If you are just looking for designs then I would recommend thingiverse.com its a great place to go and find just about anything.

Hope this help.

----------


## curious aardvark

I'd recommend openscad - easy to learn, no drawing involved and every single design can simply be exported to your slicer without any need for post processing with netfabb etc. 
Plus versions available for android as well as mac.

----------


## 3dex ltd

There are so many pieces of design software available so it can be really hard to decide on one and then learn it. However, luckily there is the glorious depths of Youtube that make learning easy. 

For example, there are thousands of tutorials on Blender 3D on youtube. It makes learning the software much easier!

----------


## iDig3Dprinting

> I have Photoshop, Illustrator and Sketch up which I really haven't used but I need to learn HOW to design things in 3D. Can anyone recommend a good starting point for designs for the M3D printer?

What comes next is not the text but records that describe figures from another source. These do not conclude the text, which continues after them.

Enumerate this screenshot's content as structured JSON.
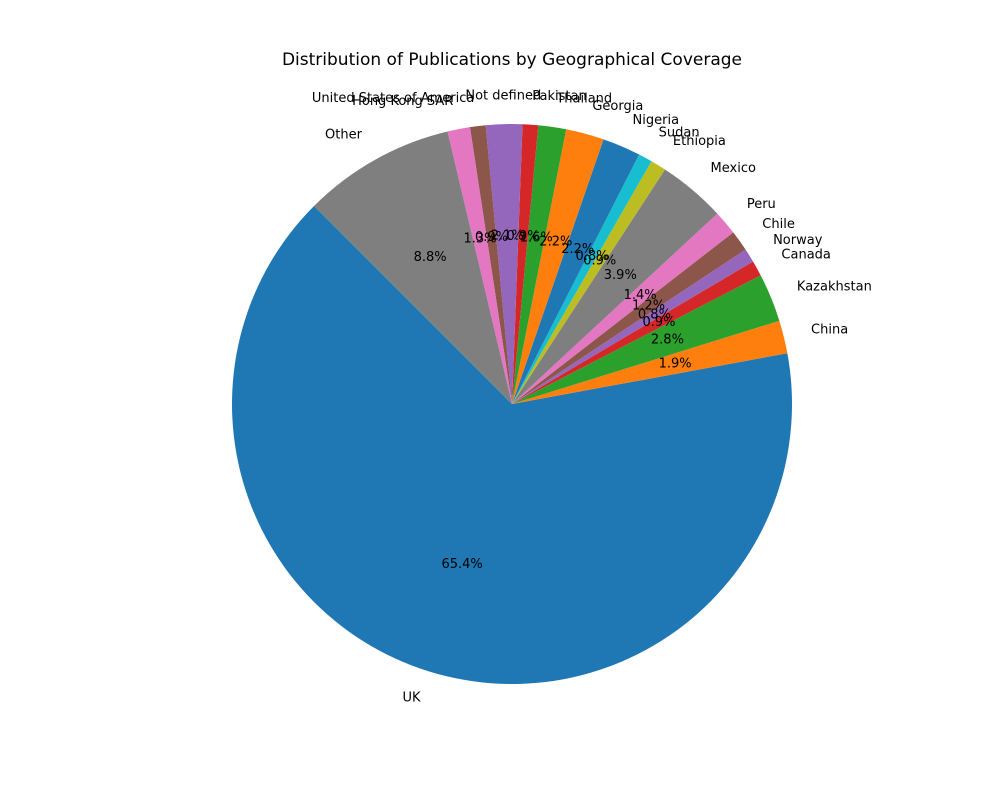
{
  "chart_data": {
    "type": "pie",
    "title": "Distribution of Publications by Geographical Coverage",
    "start_angle_deg": 135,
    "direction": "counterclockwise",
    "slices": [
      {
        "label": "UK",
        "value": 65.4,
        "pct_label": "65.4%",
        "color": "#1f77b4"
      },
      {
        "label": "China",
        "value": 1.9,
        "pct_label": "1.9%",
        "color": "#ff7f0e"
      },
      {
        "label": "Kazakhstan",
        "value": 2.8,
        "pct_label": "2.8%",
        "color": "#2ca02c"
      },
      {
        "label": "Canada",
        "value": 0.9,
        "pct_label": "0.9%",
        "color": "#d62728"
      },
      {
        "label": "Norway",
        "value": 0.8,
        "pct_label": "0.8%",
        "color": "#9467bd"
      },
      {
        "label": "Chile",
        "value": 1.2,
        "pct_label": "1.2%",
        "color": "#8c564b"
      },
      {
        "label": "Peru",
        "value": 1.4,
        "pct_label": "1.4%",
        "color": "#e377c2"
      },
      {
        "label": "Mexico",
        "value": 3.9,
        "pct_label": "3.9%",
        "color": "#7f7f7f"
      },
      {
        "label": "Ethiopia",
        "value": 0.9,
        "pct_label": "0.9%",
        "color": "#bcbd22"
      },
      {
        "label": "Sudan",
        "value": 0.8,
        "pct_label": "0.8%",
        "color": "#17becf"
      },
      {
        "label": "Nigeria",
        "value": 2.2,
        "pct_label": "2.2%",
        "color": "#1f77b4"
      },
      {
        "label": "Georgia",
        "value": 2.2,
        "pct_label": "2.2%",
        "color": "#ff7f0e"
      },
      {
        "label": "Thailand",
        "value": 1.6,
        "pct_label": "1.6%",
        "color": "#2ca02c"
      },
      {
        "label": "Pakistan",
        "value": 0.9,
        "pct_label": "0.9%",
        "color": "#d62728"
      },
      {
        "label": "Not defined",
        "value": 2.1,
        "pct_label": "2.1%",
        "color": "#9467bd"
      },
      {
        "label": "United States of America",
        "value": 0.9,
        "pct_label": "0.9%",
        "color": "#8c564b"
      },
      {
        "label": "Hong Kong SAR",
        "value": 1.3,
        "pct_label": "1.3%",
        "color": "#e377c2"
      },
      {
        "label": "Other",
        "value": 8.8,
        "pct_label": "8.8%",
        "color": "#7f7f7f"
      }
    ]
  }
}
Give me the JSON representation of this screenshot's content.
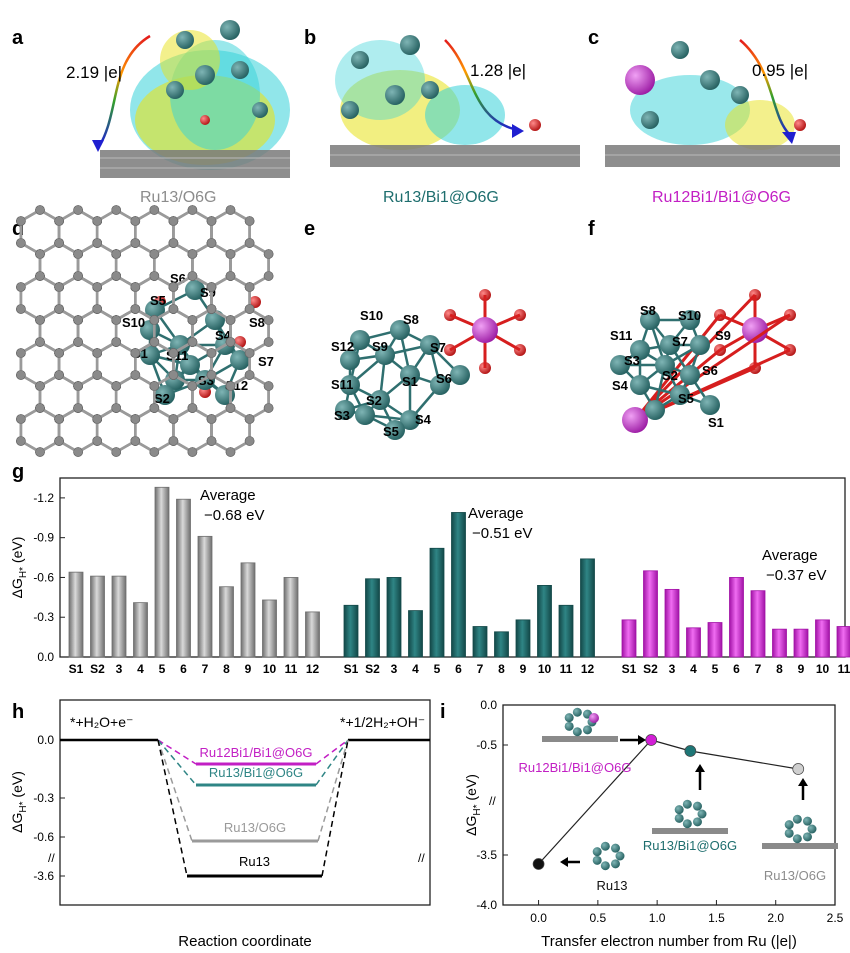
{
  "panels": {
    "a": {
      "label": "a",
      "transfer": "2.19 |e|",
      "name": "Ru13/O6G"
    },
    "b": {
      "label": "b",
      "transfer": "1.28 |e|",
      "name": "Ru13/Bi1@O6G"
    },
    "c": {
      "label": "c",
      "transfer": "0.95 |e|",
      "name": "Ru12Bi1/Bi1@O6G"
    },
    "d": {
      "label": "d",
      "sites": [
        "S6",
        "S9",
        "S5",
        "S8",
        "S10",
        "S4",
        "S1",
        "S11",
        "S7",
        "S3",
        "S12",
        "S2"
      ]
    },
    "e": {
      "label": "e",
      "sites": [
        "S10",
        "S8",
        "S9",
        "S12",
        "S7",
        "S1",
        "S6",
        "S11",
        "S2",
        "S3",
        "S5",
        "S4"
      ]
    },
    "f": {
      "label": "f",
      "sites": [
        "S8",
        "S10",
        "S11",
        "S7",
        "S9",
        "S3",
        "S2",
        "S6",
        "S4",
        "S5",
        "S1"
      ]
    },
    "g": {
      "label": "g"
    },
    "h": {
      "label": "h"
    },
    "i": {
      "label": "i"
    }
  },
  "colors": {
    "ru_atom": "#2f7c7c",
    "bi_atom": "#c03cc8",
    "o_atom": "#d61e1e",
    "c_atom": "#8a8a8a",
    "grey": "#8c8c8c",
    "teal": "#1e6e6e",
    "magenta": "#c21fc4",
    "cyan_density": "#36d1d8",
    "yellow_density": "#e8e21a"
  },
  "chart_data": [
    {
      "type": "bar",
      "panel": "g",
      "ylabel": "ΔG_H* (eV)",
      "ylim": [
        0,
        -1.35
      ],
      "yticks": [
        "0.0",
        "-0.3",
        "-0.6",
        "-0.9",
        "-1.2"
      ],
      "series": [
        {
          "name": "Ru13/O6G",
          "categories": [
            "S1",
            "S2",
            "3",
            "4",
            "5",
            "6",
            "7",
            "8",
            "9",
            "10",
            "11",
            "12"
          ],
          "values": [
            -0.64,
            -0.61,
            -0.61,
            -0.41,
            -1.28,
            -1.19,
            -0.91,
            -0.53,
            -0.71,
            -0.43,
            -0.6,
            -0.34
          ],
          "average_label": [
            "Average",
            "−0.68 eV"
          ]
        },
        {
          "name": "Ru13/Bi1@O6G",
          "categories": [
            "S1",
            "S2",
            "3",
            "4",
            "5",
            "6",
            "7",
            "8",
            "9",
            "10",
            "11",
            "12"
          ],
          "values": [
            -0.39,
            -0.59,
            -0.6,
            -0.35,
            -0.82,
            -1.09,
            -0.23,
            -0.19,
            -0.28,
            -0.54,
            -0.39,
            -0.74
          ],
          "average_label": [
            "Average",
            "−0.51 eV"
          ]
        },
        {
          "name": "Ru12Bi1/Bi1@O6G",
          "categories": [
            "S1",
            "S2",
            "3",
            "4",
            "5",
            "6",
            "7",
            "8",
            "9",
            "10",
            "11"
          ],
          "values": [
            -0.28,
            -0.65,
            -0.51,
            -0.22,
            -0.26,
            -0.6,
            -0.5,
            -0.21,
            -0.21,
            -0.28,
            -0.23
          ],
          "average_label": [
            "Average",
            "−0.37 eV"
          ]
        }
      ]
    },
    {
      "type": "line",
      "panel": "h",
      "xlabel": "Reaction coordinate",
      "ylabel": "ΔG_H* (eV)",
      "yticks": [
        "0.0",
        "-0.3",
        "-0.6",
        "-3.6"
      ],
      "start_label": "*+H₂O+e⁻",
      "end_label": "*+1/2H₂+OH⁻",
      "series": [
        {
          "name": "Ru12Bi1/Bi1@O6G",
          "value": -0.37
        },
        {
          "name": "Ru13/Bi1@O6G",
          "value": -0.51
        },
        {
          "name": "Ru13/O6G",
          "value": -0.68
        },
        {
          "name": "Ru13",
          "value": -3.6
        }
      ]
    },
    {
      "type": "scatter",
      "panel": "i",
      "xlabel": "Transfer electron number from Ru (|e|)",
      "ylabel": "ΔG_H* (eV)",
      "xlim": [
        -0.3,
        2.5
      ],
      "xticks": [
        "0.0",
        "0.5",
        "1.0",
        "1.5",
        "2.0",
        "2.5"
      ],
      "yticks": [
        "0.0",
        "-0.5",
        "-3.5",
        "-4.0"
      ],
      "points": [
        {
          "name": "Ru13",
          "x": 0.0,
          "y": -3.6
        },
        {
          "name": "Ru12Bi1/Bi1@O6G",
          "x": 0.95,
          "y": -0.37
        },
        {
          "name": "Ru13/Bi1@O6G",
          "x": 1.28,
          "y": -0.51
        },
        {
          "name": "Ru13/O6G",
          "x": 2.19,
          "y": -0.68
        }
      ]
    }
  ]
}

The only way to learn it is just to get in there and start designing something. Start simple and build on each model. It helps to think of designing things in a very modular way.

----------


## chaotic1

Thanks for the responses. I have picked up a few designs on Thingverse so I can get a better idea of what can be done with the little M3D printer. I printed a miniature chair (for a 1:48 scale house) and it worked a treat! I am finding that different colors and materials seem to work differently. Glad there is a forum available to ask questions.

----------


## curious aardvark

the best cad for 3d printing is openscad. 
mainly because everything you export is automatically manifold anf ready to print with no other messing about. 

Looks a bit intimidating at first, but you'll be surprised at just how quick you pick it up and you'll be making your own designs in no time :-)

----------


## Geoff

> I have Photoshop, Illustrator and Sketch up which I really haven't used but I need to learn HOW to design things in 3D. Can anyone recommend a good starting point for designs for the M3D printer?


If you can't get the hang of openscad (i'll be honest, it was a little too much for me, and turned what is generally a visual experience for me into a mathematical brain meltdown) I got into Blender years ago and never looked back. Free, completely free and can handle metrics just as well as any cad program, it's pretty much all I use these days.

www.blender.org

----------